Captain Matt Andreasen
Matt (or Martin) Andreasen was Ole's brother. Although Matt was never a member
of the CAE, he did sell his schooner North Star and provisions to Stefansson.
He also owned a shack and provisions at Point Atkinson, N.W.T. Matt Andreasen
had a house at Point Atkinson which Jenness on North Star visited in August
1914. Matt was also known as Cheechako Anderson.
James Asaela (Jim Fiji)
Jim Fiji was working for Captain Fritz Wolki on the schooner, Rosie H as
a harpooner in 1910 (R.M.Anderson Diary 1910).
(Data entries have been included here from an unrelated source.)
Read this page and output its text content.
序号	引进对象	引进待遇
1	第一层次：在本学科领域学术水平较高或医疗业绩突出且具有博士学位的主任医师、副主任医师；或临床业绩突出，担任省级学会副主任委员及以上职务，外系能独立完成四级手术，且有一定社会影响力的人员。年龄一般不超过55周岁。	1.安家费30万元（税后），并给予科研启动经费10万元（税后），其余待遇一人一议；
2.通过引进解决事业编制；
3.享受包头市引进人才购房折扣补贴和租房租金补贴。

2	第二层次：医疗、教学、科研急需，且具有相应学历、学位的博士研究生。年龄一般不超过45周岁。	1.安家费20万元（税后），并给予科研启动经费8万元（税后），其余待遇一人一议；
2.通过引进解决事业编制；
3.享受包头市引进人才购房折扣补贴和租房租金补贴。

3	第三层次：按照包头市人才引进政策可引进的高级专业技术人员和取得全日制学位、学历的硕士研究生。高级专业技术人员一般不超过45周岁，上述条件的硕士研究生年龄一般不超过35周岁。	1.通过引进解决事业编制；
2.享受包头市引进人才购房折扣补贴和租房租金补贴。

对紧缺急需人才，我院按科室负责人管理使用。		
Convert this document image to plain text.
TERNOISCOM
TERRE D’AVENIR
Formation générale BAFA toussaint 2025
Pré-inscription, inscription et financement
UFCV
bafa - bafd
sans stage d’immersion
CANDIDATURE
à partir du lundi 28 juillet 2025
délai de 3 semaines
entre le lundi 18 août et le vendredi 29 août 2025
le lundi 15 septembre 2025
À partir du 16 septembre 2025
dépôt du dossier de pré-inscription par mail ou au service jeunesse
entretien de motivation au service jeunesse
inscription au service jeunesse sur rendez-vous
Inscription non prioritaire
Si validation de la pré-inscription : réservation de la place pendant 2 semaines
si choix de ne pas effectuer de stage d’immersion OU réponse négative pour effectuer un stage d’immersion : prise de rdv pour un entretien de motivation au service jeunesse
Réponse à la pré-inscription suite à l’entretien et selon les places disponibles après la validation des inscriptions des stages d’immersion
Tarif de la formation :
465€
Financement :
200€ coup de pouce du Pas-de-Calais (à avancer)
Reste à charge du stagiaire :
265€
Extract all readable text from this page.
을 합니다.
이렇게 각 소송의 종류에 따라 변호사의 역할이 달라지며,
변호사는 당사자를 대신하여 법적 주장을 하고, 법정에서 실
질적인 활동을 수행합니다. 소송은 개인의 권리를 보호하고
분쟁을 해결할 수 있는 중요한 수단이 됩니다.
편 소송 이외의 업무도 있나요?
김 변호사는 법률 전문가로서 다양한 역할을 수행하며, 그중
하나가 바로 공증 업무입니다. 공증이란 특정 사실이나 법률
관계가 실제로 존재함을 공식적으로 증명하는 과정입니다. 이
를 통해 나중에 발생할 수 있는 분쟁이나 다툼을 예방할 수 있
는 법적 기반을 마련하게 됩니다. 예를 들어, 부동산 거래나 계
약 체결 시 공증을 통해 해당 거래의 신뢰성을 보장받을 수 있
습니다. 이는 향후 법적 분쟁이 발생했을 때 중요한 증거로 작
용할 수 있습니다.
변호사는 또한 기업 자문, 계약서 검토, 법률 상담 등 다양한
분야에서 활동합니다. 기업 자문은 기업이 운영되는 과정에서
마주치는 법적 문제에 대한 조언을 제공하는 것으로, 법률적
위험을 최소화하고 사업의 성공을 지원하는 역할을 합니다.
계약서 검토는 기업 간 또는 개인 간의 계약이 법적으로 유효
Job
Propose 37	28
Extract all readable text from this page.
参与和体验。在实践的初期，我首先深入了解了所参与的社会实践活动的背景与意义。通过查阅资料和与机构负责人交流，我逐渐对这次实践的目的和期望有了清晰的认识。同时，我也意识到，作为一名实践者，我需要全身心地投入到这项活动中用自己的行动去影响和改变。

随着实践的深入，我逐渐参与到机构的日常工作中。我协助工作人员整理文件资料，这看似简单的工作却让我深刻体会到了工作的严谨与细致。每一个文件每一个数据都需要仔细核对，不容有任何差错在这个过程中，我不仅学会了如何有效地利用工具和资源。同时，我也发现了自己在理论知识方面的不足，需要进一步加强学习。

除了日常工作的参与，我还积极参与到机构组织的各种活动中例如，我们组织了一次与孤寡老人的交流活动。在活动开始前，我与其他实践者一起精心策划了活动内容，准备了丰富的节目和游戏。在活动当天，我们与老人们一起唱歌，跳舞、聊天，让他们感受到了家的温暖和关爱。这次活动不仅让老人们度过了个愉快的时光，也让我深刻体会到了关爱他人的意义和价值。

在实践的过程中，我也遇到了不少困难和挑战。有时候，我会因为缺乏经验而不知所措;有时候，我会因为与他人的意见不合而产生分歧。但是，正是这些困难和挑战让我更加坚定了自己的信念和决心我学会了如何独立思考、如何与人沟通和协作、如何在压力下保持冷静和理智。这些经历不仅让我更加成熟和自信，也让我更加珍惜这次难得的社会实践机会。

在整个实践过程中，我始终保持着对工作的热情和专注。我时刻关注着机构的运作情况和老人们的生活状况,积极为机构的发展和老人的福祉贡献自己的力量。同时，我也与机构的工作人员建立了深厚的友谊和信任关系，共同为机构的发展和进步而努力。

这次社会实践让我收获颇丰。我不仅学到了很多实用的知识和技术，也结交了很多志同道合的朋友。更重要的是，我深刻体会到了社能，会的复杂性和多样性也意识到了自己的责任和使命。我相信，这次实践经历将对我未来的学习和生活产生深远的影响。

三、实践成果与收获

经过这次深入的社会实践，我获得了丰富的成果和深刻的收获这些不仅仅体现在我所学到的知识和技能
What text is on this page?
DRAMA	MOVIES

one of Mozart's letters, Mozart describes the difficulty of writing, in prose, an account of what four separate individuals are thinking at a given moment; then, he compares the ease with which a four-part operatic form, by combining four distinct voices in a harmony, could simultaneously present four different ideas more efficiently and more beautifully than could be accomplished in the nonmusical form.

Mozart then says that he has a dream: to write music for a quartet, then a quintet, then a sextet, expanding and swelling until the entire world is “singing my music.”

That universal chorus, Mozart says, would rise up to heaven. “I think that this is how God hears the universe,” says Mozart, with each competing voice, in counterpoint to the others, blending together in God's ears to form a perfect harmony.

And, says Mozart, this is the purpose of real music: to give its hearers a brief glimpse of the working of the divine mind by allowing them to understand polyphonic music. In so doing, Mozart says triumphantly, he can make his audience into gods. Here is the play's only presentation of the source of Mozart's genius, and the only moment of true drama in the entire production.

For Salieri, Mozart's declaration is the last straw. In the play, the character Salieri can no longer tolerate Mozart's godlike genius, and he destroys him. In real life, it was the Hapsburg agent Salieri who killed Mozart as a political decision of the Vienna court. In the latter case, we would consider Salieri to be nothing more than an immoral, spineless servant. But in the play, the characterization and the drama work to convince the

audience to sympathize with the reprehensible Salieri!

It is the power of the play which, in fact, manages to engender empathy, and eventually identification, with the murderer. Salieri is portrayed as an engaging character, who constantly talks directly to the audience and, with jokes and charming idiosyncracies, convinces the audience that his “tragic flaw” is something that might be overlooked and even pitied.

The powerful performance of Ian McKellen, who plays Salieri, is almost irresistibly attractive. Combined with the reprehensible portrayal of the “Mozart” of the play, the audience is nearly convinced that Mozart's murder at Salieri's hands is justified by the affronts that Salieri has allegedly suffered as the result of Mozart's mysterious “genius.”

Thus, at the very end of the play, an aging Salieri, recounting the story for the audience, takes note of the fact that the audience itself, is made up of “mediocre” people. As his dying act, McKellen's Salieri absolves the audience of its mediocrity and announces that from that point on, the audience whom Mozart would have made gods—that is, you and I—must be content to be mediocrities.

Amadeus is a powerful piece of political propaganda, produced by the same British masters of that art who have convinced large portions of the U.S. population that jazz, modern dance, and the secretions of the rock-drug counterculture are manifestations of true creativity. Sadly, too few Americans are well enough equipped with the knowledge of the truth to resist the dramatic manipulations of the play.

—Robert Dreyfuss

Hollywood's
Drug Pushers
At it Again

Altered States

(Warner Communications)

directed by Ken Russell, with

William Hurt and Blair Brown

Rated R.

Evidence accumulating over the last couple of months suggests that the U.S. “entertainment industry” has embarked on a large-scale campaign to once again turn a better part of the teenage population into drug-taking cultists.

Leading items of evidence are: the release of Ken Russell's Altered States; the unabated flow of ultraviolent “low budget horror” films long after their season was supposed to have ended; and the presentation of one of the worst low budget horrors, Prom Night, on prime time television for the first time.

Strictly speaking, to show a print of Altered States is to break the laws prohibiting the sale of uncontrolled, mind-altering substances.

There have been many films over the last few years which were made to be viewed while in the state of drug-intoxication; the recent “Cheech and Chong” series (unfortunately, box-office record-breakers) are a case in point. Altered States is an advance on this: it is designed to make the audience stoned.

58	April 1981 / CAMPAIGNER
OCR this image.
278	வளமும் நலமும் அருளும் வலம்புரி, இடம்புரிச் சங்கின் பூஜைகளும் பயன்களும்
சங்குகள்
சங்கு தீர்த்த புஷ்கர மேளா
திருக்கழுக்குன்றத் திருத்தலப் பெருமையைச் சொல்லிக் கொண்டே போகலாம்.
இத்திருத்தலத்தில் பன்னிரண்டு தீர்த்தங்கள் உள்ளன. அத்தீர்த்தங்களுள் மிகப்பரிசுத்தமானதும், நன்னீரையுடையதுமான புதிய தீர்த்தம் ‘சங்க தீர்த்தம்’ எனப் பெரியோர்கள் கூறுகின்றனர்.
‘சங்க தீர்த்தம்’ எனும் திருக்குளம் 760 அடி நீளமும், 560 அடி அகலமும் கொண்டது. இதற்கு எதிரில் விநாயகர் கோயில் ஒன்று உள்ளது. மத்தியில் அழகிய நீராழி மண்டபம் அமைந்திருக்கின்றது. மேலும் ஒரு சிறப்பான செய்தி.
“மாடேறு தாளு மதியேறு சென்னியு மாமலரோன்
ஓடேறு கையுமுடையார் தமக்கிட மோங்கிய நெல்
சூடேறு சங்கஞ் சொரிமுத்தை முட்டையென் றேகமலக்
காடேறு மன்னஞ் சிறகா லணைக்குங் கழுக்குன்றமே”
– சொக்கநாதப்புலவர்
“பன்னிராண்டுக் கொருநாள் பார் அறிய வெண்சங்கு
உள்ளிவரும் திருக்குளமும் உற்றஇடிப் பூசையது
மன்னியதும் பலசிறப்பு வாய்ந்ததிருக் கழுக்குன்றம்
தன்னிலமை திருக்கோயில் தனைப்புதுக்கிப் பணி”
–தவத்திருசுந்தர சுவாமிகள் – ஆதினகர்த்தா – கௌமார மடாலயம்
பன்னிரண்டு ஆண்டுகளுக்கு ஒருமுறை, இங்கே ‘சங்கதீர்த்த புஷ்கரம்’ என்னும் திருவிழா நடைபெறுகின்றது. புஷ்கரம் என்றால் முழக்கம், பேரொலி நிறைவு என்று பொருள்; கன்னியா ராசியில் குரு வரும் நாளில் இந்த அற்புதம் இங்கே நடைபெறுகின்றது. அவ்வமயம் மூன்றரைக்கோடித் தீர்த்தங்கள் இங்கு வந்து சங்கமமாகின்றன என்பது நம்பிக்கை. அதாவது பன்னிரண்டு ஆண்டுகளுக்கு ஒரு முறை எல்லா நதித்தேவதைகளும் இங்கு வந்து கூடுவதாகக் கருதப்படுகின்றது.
In 1915 Nuligak refers to Jim living
on the schooner, Rosie H. and taking 110 foxes, still employed as a harpooner
for one of the the Rosie H.'s whaleboats (Nuligak/Metayer 1966).
Jim Fiji worked for the Northern Party of the CAE from August
1915 to September 1917. He was paid $75 per month with a bonus of $2.50 a day
for watching a cache probably the caribou meat cache on the east coast of Banks
Island for 60 days (Auditor General's Report 1919-20).
Jim Fiji was still living at Baillie Island in 1925 (Gillingham
1955). Metayer gives the following note on Jim's death: "Jim Fiji, Hawaiian
also (with Tom Emsley), stayed in the neighbourhood of Booth. He lived in a shack
still visible today. He never married. According to the Eskimos, he was partially
blind. In 1925 he disappeared; it is believed that having gone seal hunting out
on the sea ice, his poor sight caused him to mistake the black colour of open
water for the reflection of land, and he went through the ice" (Nuligak/Metayer
"Jim stayed at Booth Island, in a little harbour with
schooner, called Fiji Island. Nice people. [He was] trapping. After [I don't know
how many] years, he drifted out by ice, never came back. Too bad, [he was] getting
old too. From Booth Island, between Cape Parry, fifteen miles, [he was] trying
to cut across from Booth Island to Cape Parry. Didn't know [about] current, opened
(Interview with Edward Ruben, September 2002, Paulatuk.)
Emiu was known also as "Split-the-wind" due to his fondness for fast
dogteams. Originally from Nome, and formerly cabin boy on the schooner Polar
Bear, Emiu took part in all of the "New Land" sled trips in the
Arctic islands between 1916 and 1918 (Stefansson 1921 p. 450, 569).
Emiu had spent two years in Seattle and most of the rest of his life in Nome,
"Split was a game little fellow, like a compact bundle
of fine steel wires. He had a habit of pulling his belt tight which made him look
even more gaunt than he was, and at camp-time he used to delight in talking about
the fine beefsteaks we would order when we finally got back to civilization"
"Split began it. He told us... how on such a date he had
trained the team of racing dogs that won the All Alaska Sweepstakes in so many
hours, 'Twenty-three minutes and eighty-nine seconds flat!'" (Noice
Split was one of several former members of the Canadian Arctic
Expedition who succumbed to the influenza epidemic of 1918. "Little Split
died of influenza a few days after he reached Nome" (Noice 1924).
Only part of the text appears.